Il prit quelques stylos, son carnet. Il y notait ses pensées les plus volages, et aussi les plus secrètes, mais seulement sur le côté gauche ; le droit servait à noter les confessions des villageois et autres petites horreurs qu’ils avaient accomplies. Si Andélabre n’était pas tenu par le secret confessionnel, il aurait pu faire la chronique la plus morbide de toute la région. Il posa le tout dans sa valise, déjà bien remplie.

Ensuite, l’armoire : à la fois garde-manger et vaisselier, il contenait quelques boîtes de conserve, deux emballages de galettes bretonnes et aussi un petit sac de réfrigération, où les matrones du village venaient y déposer leurs dernières spécialités culinaires qu’elles n’avaient pas changées depuis 40 ans. Andélabre n’était pas atteint de gourmandise, mais il possédait un palais fort délicat et appréciait d’autant plus les périodes de fête où l’on servait de belles assiettes bien goûtues. Il prit une boîte de raviolis, une boîte de haricots rouges et une boîte de cassoulet. C’était la marque Bonnimenteur, de 1996. Un souvenir lui revint, tenace : camping au coin du feu, atmosphère glacée, mais compagnie chaleureuse, étoiles bariolées et forêt terrifiante, plat réconfortant, mains gracieuses, désirées. Pas sur lui, mais pour lui. Il chassa le souvenir : revenir sur cette période ne serait qu’un coup de burin supplémentaire. Il se souvenait de Madame Dubeauchamp, avec son nez de canard et sa façon de hacher les mots : elle s’était plainte une fois, dans le confessionnal, que sa petite-fille mettait des pantalons longs, portait des T-shirts, se coupait les cheveux et buvait des bières avec les garçons. Qu’elle filait « mauvaise fille » ou « garçonne ». Andélabre n’aurait dû qu’écouter. Au final, il avait répliqué :

— Vous savez, moi j’aime bien porter des robes.

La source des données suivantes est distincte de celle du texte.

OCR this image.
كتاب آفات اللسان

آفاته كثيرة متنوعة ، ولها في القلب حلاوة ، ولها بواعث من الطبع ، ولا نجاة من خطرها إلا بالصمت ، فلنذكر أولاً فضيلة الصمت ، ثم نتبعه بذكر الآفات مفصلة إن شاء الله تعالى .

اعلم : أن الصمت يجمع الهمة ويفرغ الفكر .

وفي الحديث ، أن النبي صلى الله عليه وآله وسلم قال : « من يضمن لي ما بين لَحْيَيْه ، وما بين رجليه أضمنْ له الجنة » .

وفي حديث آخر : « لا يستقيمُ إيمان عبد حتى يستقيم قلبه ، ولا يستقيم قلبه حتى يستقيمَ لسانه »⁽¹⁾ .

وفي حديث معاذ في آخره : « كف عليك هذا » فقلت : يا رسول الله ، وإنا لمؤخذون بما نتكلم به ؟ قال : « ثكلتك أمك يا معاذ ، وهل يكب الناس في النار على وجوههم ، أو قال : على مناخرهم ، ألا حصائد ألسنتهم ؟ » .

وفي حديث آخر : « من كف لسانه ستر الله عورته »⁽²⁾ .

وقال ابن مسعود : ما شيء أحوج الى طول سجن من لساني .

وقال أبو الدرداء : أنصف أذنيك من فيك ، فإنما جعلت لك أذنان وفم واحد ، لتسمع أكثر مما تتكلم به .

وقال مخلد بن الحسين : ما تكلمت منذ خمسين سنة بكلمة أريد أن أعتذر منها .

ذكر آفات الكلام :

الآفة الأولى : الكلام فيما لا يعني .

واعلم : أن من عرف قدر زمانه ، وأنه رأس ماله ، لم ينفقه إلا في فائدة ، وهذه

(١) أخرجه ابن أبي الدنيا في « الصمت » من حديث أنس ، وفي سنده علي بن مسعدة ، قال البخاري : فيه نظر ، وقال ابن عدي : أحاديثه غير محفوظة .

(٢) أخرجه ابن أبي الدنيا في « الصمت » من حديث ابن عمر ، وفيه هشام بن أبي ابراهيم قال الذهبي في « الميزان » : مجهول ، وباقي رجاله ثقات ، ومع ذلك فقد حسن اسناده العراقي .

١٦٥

Au début, il avait utilisé le ton de la blague. Mais il n’avait pas vu, pas entendu les messes basses, les regards déplacés et les vieilles histoires de vacances en brousse avec une certaine Léonie. Les villageois avaient fini par pousser le maire à demander la mutation du petit curé. L’abbé Montreuil avait accepté et l’avait sommé de partir, de faire ses bagages. Parce que les gens du village étaient nombreux, eux. Ils n’avaient pas besoin de faire leur valise : ils préféraient rester et regarder récolter leurs petites habitudes à même le sol, où s’accumulait la poussière.